I'm looking for a rails-y way to approach the following:
Two datetime
attributes in an Event model:
start_at: datetime
end_at: datetime
I would like to use 3 fields for accessing them in a form:
event_date
start_time
end_time
The problem I'm having is how to keep the actual and the virtual attributes in "sync" so the model can be updated via the form and/or directly via start_at
& end_at
.
class Event < ActiveRecord::Base
attr_accessible :end_at, :start_at, :start_time, :end_time, :event_date
attr_accessor :start_time, :end_time, :event_date
after_initialize :get_datetimes # convert db format into accessors
before_validation :set_datetimes # convert accessors into db format
def get_datetimes
if start_at && end_at
self.event_date ||= start_at.to_date.to_s(:db) # yyyy-mm-dd
self.start_time ||= "#{'%02d' % start_at.hour}:#{'%02d' % start_at.min}"
self.end_time ||= "#{'%02d' % end_at.hour}:#{'%02d' % end_at.min}"
end
end
def set_datetimes
self.start_at = "#{event_date} #{start_time}:00"
self.end_at = "#{event_date} #{end_time}:00"
end
end
Which works:
1.9.3p194 :004 > e = Event.create(event_date: "2012-08-29", start_time: "18:00", end_time: "21:00")
=> #<Event id: 3, start_at: "2012-08-30 01:00:00", end_at: "2012-08-30 04:00:00", created_at: "2012-08-22 19:51:53", updated_at: "2012-08-22 19:51:53">
Until setting actual attributes directly (end_at
set back to end_time
on validation):
1.9.3p194 :006 > e.end_at = "2012-08-30 06:00:00 UTC +00:00"
=> "2012-08-30 06:00:00 UTC +00:00"
1.9.3p194 :007 > e
=> #<Event id: 3, start_at: "2012-08-30 01:00:00", end_at: "2012-08-30 06:00:00", created_at: "2012-08-22 19:51:53", updated_at: "2012-08-22 19:51:53">
1.9.3p194 :008 > e.save
(0.1ms) BEGIN
(0.4ms) UPDATE "events" SET "end_at" = '2012-08-30 04:00:00.000000', "start_at" = '2012-08-30 01:00:00.000000', "updated_at" = '2012-08-22 20:02:15.554913' WHERE "events"."id" = 3
(2.5ms) COMMIT
=> true
1.9.3p194 :009 > e
=> #<Event id: 3, start_at: "2012-08-30 01:00:00", end_at: "2012-08-30 04:00:00", created_at: "2012-08-22 19:51:53", updated_at: "2012-08-22 20:02:15">
1.9.3p194 :010 >
My assumption is that I also need to customize the "actual" attribute's setters but I'm not sure how to do that w/out screwing up default behavior. Thoughts? Perhaps there a more "Rails-y" "callback-y" way to handle this?

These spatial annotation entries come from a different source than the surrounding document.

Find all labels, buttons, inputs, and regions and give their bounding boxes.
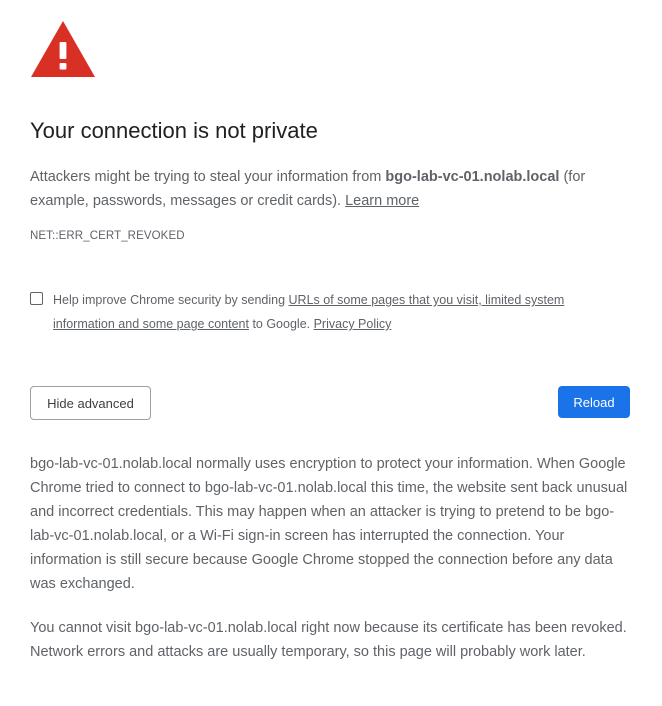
optin-text-before: Help improve Chrome security by sending (53, 293, 289, 307)
optin-text: Help improve Chrome security by sending … (53, 288, 613, 336)
details-paragraph-1: bgo-lab-vc-01.nolab.local normally uses … (30, 456, 628, 592)
intro-host: bgo-lab-vc-01.nolab.local (385, 169, 560, 185)
optin-checkbox[interactable] (30, 292, 43, 305)
learn-more-link[interactable]: Learn more (345, 193, 419, 209)
error-code: NET::ERR_CERT_REVOKED (30, 230, 185, 242)
optin-text-middle: to Google. (248, 317, 314, 331)
details-paragraph-2: You cannot visit bgo-lab-vc-01.nolab.loc… (30, 620, 627, 660)
warning-triangle-icon (31, 21, 95, 77)
hide-advanced-button[interactable]: Hide advanced (30, 386, 151, 420)
reload-button[interactable]: Reload (558, 386, 630, 418)
page-title: Your connection is not private (30, 118, 318, 143)
intro-text: Attackers might be trying to steal your … (30, 165, 630, 213)
privacy-policy-link[interactable]: Privacy Policy (314, 317, 392, 331)
intro-text-before: Attackers might be trying to steal your … (30, 169, 386, 185)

Here's my take. I haven't tested it with ActiveRecord, but I left comments. Hope this helps.
class Event < ActiveRecord::Base
attr_accessible :end_at, :start_at, :start_time, :end_time, :event_date
attr_accessor :start_time, :end_time, :event_date
def start_time
@start_time || time_attr_from_datetime(start_at)
end
def start_time=(start_time_value)
@start_time = start_time_value
set_start_at
end
def end_time
@end_time || time_attr_from_datetime(end_at)
end
def end_time=(end_time_value)
@end_time = @end_time_value
set_end_at
end
def event_date
@event_date || start_at.to_date.to_s(:db)
end
def event_date=(event_date_value)
@event_date = event_date_value
set_start_at
set_end_at
end
def start_at=(start_at_value)
write_attribute(:start_at, start_at_value) # Maybe you need to do write_attribute(:start_at, DateTime.parse(start_at_value)) here ???
@start_time = time_attr_from_datetime(start_at)
end
def end_at=(end_at_value)
write_attribute(:end_at, end_at_value) # Maybe you need to do write_attribute(:end_at, DateTime.parse(end_at_value)) here ???
@end_time = time_attr_from_datetime(end_at)
end
private
def set_start_at
self.start_at = DateTime.parse("#{event_date} #{start_time}:00")
end
def set_end_at
self.end_at = DateTime.parse("#{event_date} #{end_time}:00")
end
def time_attr_from_datetime(datetime)
"#{'%02d' % datetime.hour}:#{'%02d' % datetime.min}"
end
end
EDIT: There's a definite pattern to getting and setting start_time and end_time. It could be abstracted a bit with meta-programming, but I thought that would make the example unclear.